In examining the outreach propelled by TikTok’s algorithm, there is an interesting dichotomy worth examining further. Despite being known as an algorithm that focuses less on building social community, it appears that TikTok plays an integral role in rallying political communities and reforming community-building in brands.
Micro-communities on TikTok
TikTok is able to physically mobilize political communities. The most prominent instance is how TikTok users registered potentially hundreds of thousands of tickets for President Trump’s Tulsa campaign rally as a prank. Youtuber Elijah Daniel said that this trend spread “mostly through Alt TikTok”, which is known as the “good side” of TikTok where users are actively engaged in activism. TikTok’s potential for political mobilization reveals the multi-faceted utility of the app — not just as a “cringey” showcase of lip-syncing and dancing. However, its ability to start wide-scale opposition movements could be one of the incidents that catalyzed the Trump administration’s actions to limit its influence in the US.
Finding relatability on TikTok
While this potential to start political movements underlies political involvement in the TikTok saga, corporate motivations are more closely tied to brand identities on TikTok. TikTok is known for pioneering a new brand aesthetic — forming communities on the basis of ‘authenticity’. Brands have been able to leverage TikTok’s low-barrier video production technology to create content that panders to this scrappier aesthetic that feels more homely, more personal. For example, Chipotle’s witty video of their chips singing in chorus to Adele’s “Someone Like You” embodies this ideal of having low production level but high-quality humoristic content.

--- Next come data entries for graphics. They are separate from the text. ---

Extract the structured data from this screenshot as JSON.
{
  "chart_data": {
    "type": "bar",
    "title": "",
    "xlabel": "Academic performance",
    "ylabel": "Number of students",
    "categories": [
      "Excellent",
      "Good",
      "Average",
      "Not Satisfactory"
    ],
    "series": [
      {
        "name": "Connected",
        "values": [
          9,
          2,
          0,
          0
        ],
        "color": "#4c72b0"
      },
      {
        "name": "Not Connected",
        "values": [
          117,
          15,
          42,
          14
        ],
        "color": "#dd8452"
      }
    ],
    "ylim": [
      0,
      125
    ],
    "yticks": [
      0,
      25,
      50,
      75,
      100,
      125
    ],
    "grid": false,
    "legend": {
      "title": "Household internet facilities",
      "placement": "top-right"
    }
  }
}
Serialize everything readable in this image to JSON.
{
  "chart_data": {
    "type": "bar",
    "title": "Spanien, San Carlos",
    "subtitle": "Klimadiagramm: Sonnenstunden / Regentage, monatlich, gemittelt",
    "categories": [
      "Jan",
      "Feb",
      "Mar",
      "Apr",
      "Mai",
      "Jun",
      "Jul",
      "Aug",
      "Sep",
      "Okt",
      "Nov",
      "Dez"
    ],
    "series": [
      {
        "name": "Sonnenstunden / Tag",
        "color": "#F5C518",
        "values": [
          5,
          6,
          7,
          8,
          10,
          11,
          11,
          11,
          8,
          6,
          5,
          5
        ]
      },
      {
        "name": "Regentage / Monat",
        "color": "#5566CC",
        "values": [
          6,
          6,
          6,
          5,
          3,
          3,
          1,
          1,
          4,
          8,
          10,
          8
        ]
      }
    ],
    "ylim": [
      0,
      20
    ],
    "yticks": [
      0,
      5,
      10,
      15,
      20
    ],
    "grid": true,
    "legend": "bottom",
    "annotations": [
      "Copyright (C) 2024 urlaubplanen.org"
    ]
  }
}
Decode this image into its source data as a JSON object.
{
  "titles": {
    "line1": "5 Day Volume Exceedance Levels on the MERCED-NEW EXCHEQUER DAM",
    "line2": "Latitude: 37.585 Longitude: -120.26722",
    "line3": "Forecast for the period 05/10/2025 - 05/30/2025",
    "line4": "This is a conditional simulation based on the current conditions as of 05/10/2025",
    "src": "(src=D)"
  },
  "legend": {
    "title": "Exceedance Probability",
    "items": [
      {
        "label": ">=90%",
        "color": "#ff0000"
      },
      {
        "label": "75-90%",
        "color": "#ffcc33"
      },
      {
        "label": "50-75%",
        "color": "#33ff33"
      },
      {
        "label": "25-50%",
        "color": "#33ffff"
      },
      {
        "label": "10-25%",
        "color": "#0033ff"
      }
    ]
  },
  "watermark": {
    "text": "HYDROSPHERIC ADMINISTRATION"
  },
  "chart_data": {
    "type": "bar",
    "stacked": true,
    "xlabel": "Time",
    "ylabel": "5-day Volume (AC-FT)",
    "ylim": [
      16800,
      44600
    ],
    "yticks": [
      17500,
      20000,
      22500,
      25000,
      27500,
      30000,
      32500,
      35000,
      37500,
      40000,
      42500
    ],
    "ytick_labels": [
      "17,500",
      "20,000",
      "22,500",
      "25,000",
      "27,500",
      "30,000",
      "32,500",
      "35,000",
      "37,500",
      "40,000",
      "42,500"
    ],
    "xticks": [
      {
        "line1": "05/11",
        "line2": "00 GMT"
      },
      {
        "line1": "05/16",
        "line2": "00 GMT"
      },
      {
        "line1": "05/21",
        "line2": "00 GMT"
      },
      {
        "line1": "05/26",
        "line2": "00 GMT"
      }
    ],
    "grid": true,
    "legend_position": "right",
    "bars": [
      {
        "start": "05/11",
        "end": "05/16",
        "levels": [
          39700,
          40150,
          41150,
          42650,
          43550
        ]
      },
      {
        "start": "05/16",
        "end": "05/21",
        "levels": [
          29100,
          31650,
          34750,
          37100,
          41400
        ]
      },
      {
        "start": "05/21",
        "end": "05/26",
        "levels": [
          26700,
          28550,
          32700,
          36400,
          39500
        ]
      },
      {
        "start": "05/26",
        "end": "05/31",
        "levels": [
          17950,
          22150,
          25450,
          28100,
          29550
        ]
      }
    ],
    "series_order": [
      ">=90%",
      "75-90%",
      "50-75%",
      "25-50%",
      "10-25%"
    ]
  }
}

Compared to grids on Instagram which are often meticulously planned-out, TikTok videos are easy to emulate. This lower barrier of entry makes the connection between brands and consumers feel more visceral and the usability of products feel more integrated into our daily lives. Hence, TikTok’s ability to provide the corporate world with this novel branding tactic which combines community-building with quality entertainment explains its appeal to conglomerates like Oracle and Walmart.
TikTok: fashion or fad?
Ironically, the defining qualities of TikTok’s rise to power are also what has caused the threat to the app’s existence. The potential ban, as well as increasing controversy over its algorithmic bias shrouds TikTok’s future viability in the US market in uncertainty. Moreover, even if it were to retain its position in the US, Oracle’s involvement in TikTok raises the issue of TikTok’s rights over its product. There is also the risk of communities on TikTok being ephemeral, given that TikTok’s algorithm centers more on interests than accumulating social capital. Will competitors like the newly launched Instagram Reels take over as TikTok faced increasing uncertainty? Will TikTok disappear in the way Vine and Musical.ly did?
Undoubtedly, TikTok has become the embodiment of the minimal-effort, unfiltered Gen-Z aesthetic. The sense of community that feels less manufactured and more genuine is the underlying factor that has led to a legal scramble in the US market for a stake in TikTok. However, the volatility of US politics means it is too early to predict the longevity of TikTok’s reign. In the immediate context, its survival in the US market will depend heavily on its navigation of the recent deal with Oracle.